In uses internal and external hash connections, while exists uses loop to loop through the word table.

Then there is a problem that set size affects performance. If two sets are about the same size, in fact, both sets are about the same, then the larger inner table uses exists, and the smaller inner table uses in:

Table A (small table), table B (large table) 1:select * from A where cc in (select cc from B) is inefficient, using the index of cc column on table A; select * from A where exists (select cc from B where cc=A.cc) is efficient, using the index of cc column on table B. Rational use of not in and not exists

The query statement uses not in to scan the whole table inside and outside, without using the index, while the subquery of not exists can still use the index on the table. So no matter which watch is big, it is faster to use not exists than not in.

Avoid using OR operators

If a field has an index and a field does not have an index, it will cause the engine to give up using the index and do a full table scan, at which point we can split it into two or more result sets for union.

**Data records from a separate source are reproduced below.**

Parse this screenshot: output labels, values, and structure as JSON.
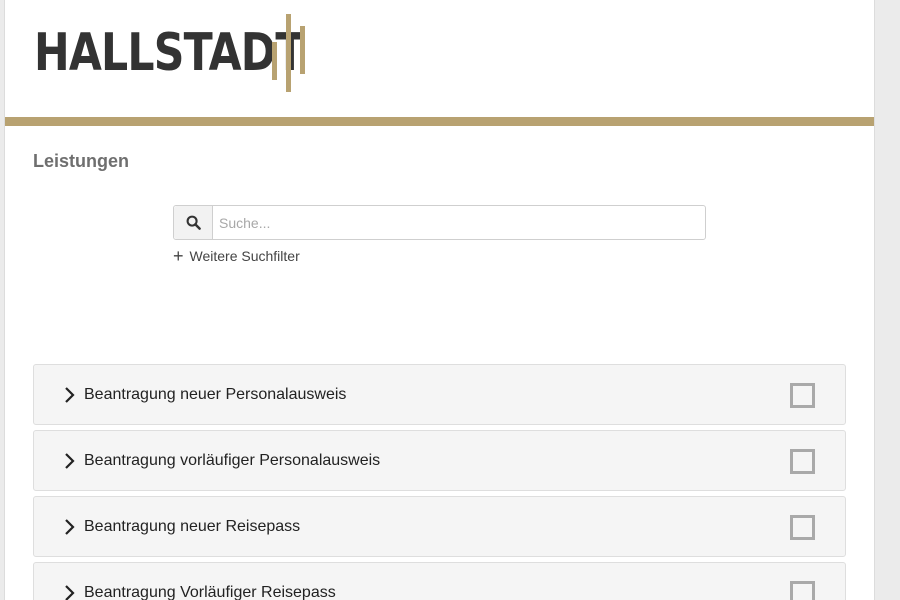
{
  "header": {
    "logo_text": "HALLSTADT",
    "brand_color": "#b8a271"
  },
  "section": {
    "title": "Leistungen"
  },
  "search": {
    "icon": "search-icon",
    "placeholder": "Suche...",
    "value": "",
    "more_filters_label": "Weitere Suchfilter"
  },
  "services": [
    {
      "label": "Beantragung neuer Personalausweis",
      "selected": false
    },
    {
      "label": "Beantragung vorläufiger Personalausweis",
      "selected": false
    },
    {
      "label": "Beantragung neuer Reisepass",
      "selected": false
    },
    {
      "label": "Beantragung Vorläufiger Reisepass",
      "selected": false
    }
  ]
}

Do you think it is what you want to write and optimize the MySQL high-performance SQL statements above? If you want to know more about it, you can continue to follow our industry information section.

Welcome to subscribe "Shulou Technology Information " to get latest news, interesting things and hot topics in the IT industry, and controls the hottest and latest Internet news, technology news and IT industry trends.

*The comments in the above article only represent the author's personal views and do not represent the views and positions of this website. If you have more insights, please feel free to contribute and share.